The extent of recovery of power and sensation will also depend of the duration and severity of symptoms.

Frequently asked questions

Should I wear a wrist brace after carpal tunnel surgery?

It is advised to wear a wrist brace or a splint for few weeks post-carpal tunnel surgery.

Can carpal tunnel be fixed without surgery?

Yes, in the early stages of symptoms, carpal tunnel syndrome can be fixed without surgery. Non surgical management includes avoiding precipitating factors, use of hand splints, hand physiotherapy and trial of steroid injection. 

Can you get carpal tunnel again after surgery?

The recurrence of carpal tunnel symptoms even after the surgery is possible due to scarring . The recurrence rate varies from 3% to 25%. The results after the second surgery are variable with reports demonstrating persistent symptoms in up to 95% of the patients.

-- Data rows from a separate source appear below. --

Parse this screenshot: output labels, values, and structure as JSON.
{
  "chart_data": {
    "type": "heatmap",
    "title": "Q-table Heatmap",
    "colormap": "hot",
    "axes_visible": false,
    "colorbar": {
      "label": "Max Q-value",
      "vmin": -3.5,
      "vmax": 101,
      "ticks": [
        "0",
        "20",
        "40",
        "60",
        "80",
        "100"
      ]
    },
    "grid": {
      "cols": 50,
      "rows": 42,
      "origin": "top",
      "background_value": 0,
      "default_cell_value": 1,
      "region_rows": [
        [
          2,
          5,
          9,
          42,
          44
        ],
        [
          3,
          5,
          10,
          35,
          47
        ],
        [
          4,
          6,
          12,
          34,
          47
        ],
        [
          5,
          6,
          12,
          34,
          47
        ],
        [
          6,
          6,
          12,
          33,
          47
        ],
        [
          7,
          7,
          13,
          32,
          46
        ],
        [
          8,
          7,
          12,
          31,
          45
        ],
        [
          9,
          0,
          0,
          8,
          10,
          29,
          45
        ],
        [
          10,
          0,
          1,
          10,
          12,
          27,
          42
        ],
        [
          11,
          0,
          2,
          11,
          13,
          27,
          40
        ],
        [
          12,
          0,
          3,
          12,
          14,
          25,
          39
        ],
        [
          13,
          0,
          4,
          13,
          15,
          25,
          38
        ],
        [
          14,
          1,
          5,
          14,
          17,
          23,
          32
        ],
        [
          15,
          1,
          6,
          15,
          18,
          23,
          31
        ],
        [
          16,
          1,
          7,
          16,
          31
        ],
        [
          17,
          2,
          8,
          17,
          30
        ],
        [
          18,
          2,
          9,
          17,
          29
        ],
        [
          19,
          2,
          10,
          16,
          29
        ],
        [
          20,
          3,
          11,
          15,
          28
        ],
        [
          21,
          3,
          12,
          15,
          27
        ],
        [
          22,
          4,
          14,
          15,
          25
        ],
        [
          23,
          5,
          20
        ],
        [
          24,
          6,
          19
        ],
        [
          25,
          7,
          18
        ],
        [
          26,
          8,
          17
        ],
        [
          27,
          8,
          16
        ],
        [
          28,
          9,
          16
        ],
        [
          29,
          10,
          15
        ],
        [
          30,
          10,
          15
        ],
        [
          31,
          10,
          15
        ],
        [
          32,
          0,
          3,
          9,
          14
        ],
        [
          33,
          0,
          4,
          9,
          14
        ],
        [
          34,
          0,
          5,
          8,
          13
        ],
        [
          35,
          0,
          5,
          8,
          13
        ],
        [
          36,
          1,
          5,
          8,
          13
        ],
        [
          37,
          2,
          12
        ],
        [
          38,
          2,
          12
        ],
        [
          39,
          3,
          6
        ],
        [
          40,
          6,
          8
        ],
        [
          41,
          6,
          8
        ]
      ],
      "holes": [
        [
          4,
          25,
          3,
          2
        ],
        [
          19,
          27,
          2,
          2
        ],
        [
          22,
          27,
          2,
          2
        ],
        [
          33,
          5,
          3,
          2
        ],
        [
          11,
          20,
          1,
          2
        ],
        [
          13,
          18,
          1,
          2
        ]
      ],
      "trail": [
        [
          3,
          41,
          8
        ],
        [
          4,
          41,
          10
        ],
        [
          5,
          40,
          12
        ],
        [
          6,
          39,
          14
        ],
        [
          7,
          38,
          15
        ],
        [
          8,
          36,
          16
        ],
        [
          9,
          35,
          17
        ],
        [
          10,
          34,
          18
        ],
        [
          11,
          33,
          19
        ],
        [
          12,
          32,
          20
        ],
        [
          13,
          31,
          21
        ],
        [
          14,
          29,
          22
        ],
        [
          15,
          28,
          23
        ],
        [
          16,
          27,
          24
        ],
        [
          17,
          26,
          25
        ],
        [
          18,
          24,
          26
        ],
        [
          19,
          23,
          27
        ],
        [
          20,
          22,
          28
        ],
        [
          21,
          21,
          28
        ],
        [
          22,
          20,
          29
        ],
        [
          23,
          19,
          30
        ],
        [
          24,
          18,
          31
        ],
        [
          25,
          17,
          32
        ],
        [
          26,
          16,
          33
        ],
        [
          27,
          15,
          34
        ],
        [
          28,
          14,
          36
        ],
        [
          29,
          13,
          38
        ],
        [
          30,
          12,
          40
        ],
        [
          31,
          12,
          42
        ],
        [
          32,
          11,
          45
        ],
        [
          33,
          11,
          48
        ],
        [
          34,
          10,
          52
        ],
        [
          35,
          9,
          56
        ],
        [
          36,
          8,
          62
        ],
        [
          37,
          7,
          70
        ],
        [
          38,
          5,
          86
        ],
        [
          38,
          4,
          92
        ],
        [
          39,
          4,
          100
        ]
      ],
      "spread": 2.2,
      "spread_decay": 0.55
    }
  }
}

Can you use your hand immediately after carpal tunnel surgery?

No, the hand and wrist of the patient will be bandaged heavily or placed in a splint to restrict any movements. 

How long does carpal tunnel release surgery take?

The procedure takes around 15 minutes to complete.

How much time off work for carpal tunnel surgery?

If a patient undergoes surgery on the dominant hand and does repeated movements at work, then the patient may be able to return to work in 2-3 weeks. Repeated actions such as typing or using heavy machinery are best avoided in the initial return to work. 

How soon can you drive after carpal tunnel surgery?

Most patients can drive two weeks after surgery. 

What kind of doctor performs carpal tunnel surgery?

Carpal tunnel surgery is commonly performed by a trained neurosurgeon, plastic surgeon or orthopaedic hand surgeon. 

Are you awake for carpal tunnel surgery?

Carpal tunnel surgery can be easily done under the effect of local anaesthesia. This means the patient is awake and only the area being treated is numbed.

It can however be done under a short general anaesthetic if the patient is very anxious or prefers not to be awake during surgery.